German carmaker Audi announced that it will axe 9,500 jobs, approximately 10% of its global workforce, between now and 2025.
The cuts ultimately aim to save €6 billion.
Audi, which is owned by Volkswagen, says the move will allow it to invest more in electric vehicles and digital working.
In a statement the company said that the job cuts “will take place along the demographic curve through employee turnover and a new early-retirement program.”
The automaker guaranteed jobs for its remaining workers until 2029 — Audi said that it is “excluding terminations for operational reasons” until that date.

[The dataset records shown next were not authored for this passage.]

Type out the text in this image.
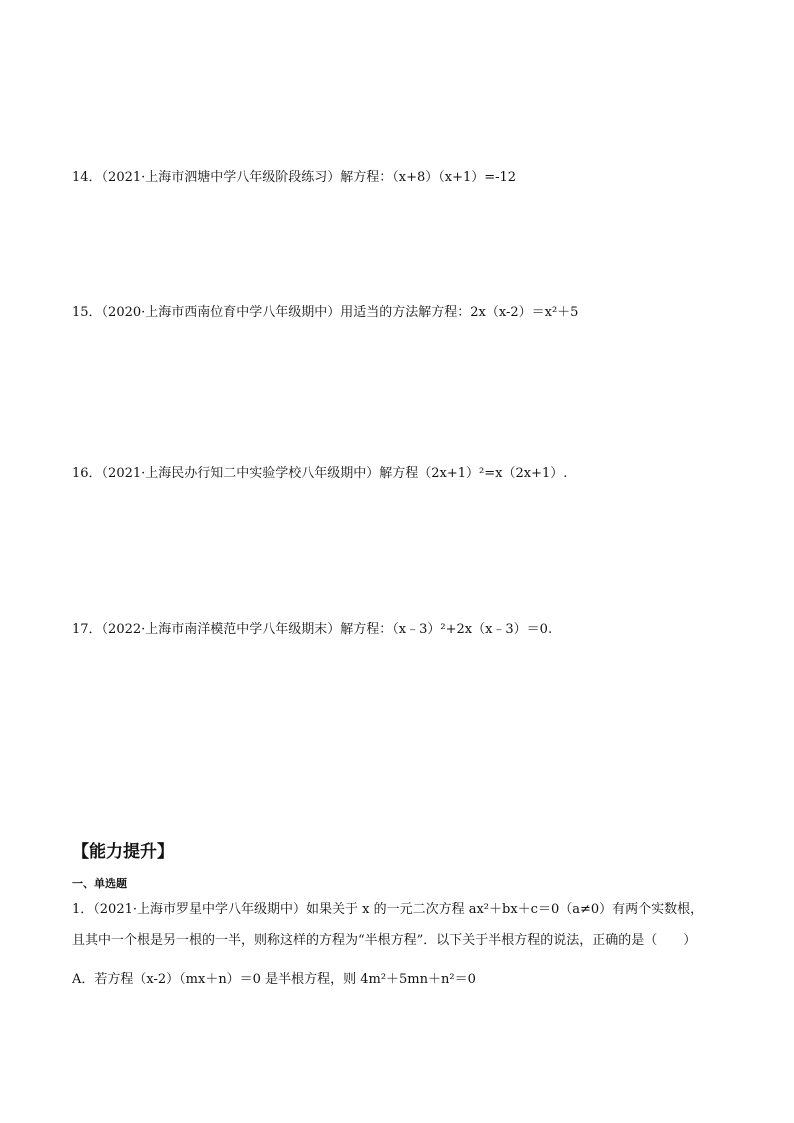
14．（2021·上海市泗塘中学八年级阶段练习）解方程：（x+8）（x+1）=-12
15．（2020·上海市西南位育中学八年级期中）用适当的方法解方程：2x（x-2）＝x²＋5
16．（2021·上海民办行知二中实验学校八年级期中）解方程（2x+1）²=x（2x+1）.
17．（2022·上海市南洋模范中学八年级期末）解方程：（x﹣3）²+2x（x﹣3）＝0.
【能力提升】
一、单选题
1．（2021·上海市罗星中学八年级期中）如果关于 x 的一元二次方程 ax²＋bx＋c＝0（a≠0）有两个实数根，
且其中一个根是另一根的一半，则称这样的方程为“半根方程”．以下关于半根方程的说法，正确的是（　　）
A．若方程（x-2）（mx＋n）＝0 是半根方程，则 4m²＋5mn＋n²＝0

A key component of the agreement between Audi’s Board of Management and employee representatives is to “allow the economic and future-proof utilization of production capacities”. This includes a massive overhaul of Audi’s Ingolstadt and Neckarsulm plants to make electric vehicles.

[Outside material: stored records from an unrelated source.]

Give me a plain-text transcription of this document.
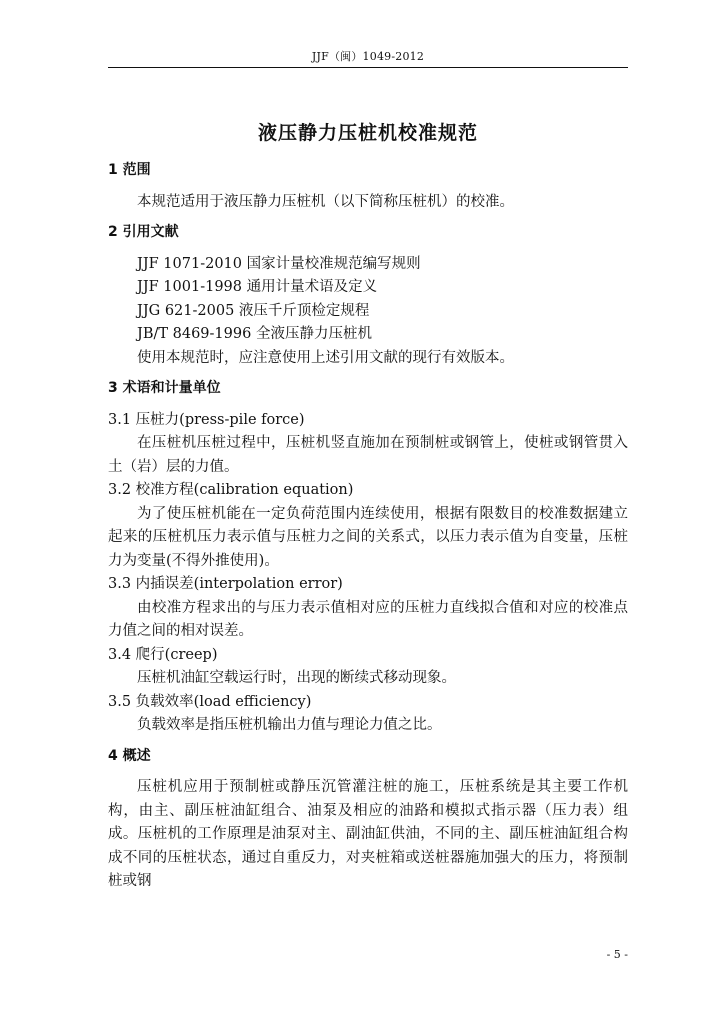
JJF（闽）1049-2012
液压静力压桩机校准规范
1 范围

本规范适用于液压静力压桩机（以下简称压桩机）的校准。

2 引用文献

JJF 1071-2010 国家计量校准规范编写规则

JJF 1001-1998 通用计量术语及定义

JJG 621-2005 液压千斤顶检定规程

JB/T 8469-1996 全液压静力压桩机

使用本规范时，应注意使用上述引用文献的现行有效版本。

3 术语和计量单位

3.1 压桩力(press-pile force)

在压桩机压桩过程中，压桩机竖直施加在预制桩或钢管上，使桩或钢管贯入土（岩）层的力值。

3.2 校准方程(calibration equation)

为了使压桩机能在一定负荷范围内连续使用，根据有限数目的校准数据建立起来的压桩机压力表示值与压桩力之间的关系式，以压力表示值为自变量，压桩力为变量(不得外推使用)。

3.3 内插误差(interpolation error)

由校准方程求出的与压力表示值相对应的压桩力直线拟合值和对应的校准点力值之间的相对误差。

3.4 爬行(creep)

压桩机油缸空载运行时，出现的断续式移动现象。

3.5 负载效率(load efficiency)

负载效率是指压桩机输出力值与理论力值之比。

4 概述

压桩机应用于预制桩或静压沉管灌注桩的施工，压桩系统是其主要工作机构，由主、副压桩油缸组合、油泵及相应的油路和模拟式指示器（压力表）组成。压桩机的工作原理是油泵对主、副油缸供油，不同的主、副压桩油缸组合构成不同的压桩状态，通过自重反力，对夹桩箱或送桩器施加强大的压力，将预制桩或钢

- 5 -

The automaker said that annual plant capacity will therefore be planned in Ingolstadt for 450,000 vehicles and in Neckarsulm for 225,000 vehicles, “with production-optimized operation.”
“A long-term future perspective is guaranteed by the electric models to be built at both plants in the future,” Audi said.
Peter Mosch, Chairman of the General Works Council of AUDI AG, commented:
“We have reached an important milestone: The jobs of our core workforce are secure! The extension of the employment guarantee is a great success in difficult times. In addition, the upcoming electrification of the Ingolstadt and Neckarsulm plants underscores the long-term success of both German sites. Important for our co‑workers: The Audi profit sharing remains at its high level.”
Profit sharing refers to giving a percentage of a business’ profits to its workforce.
Audi’s chief executive, Bram Schot, said the cuts would make Audi more efficient. “This will increase productivity and sustainably strengthen the competitiveness of our German plants.”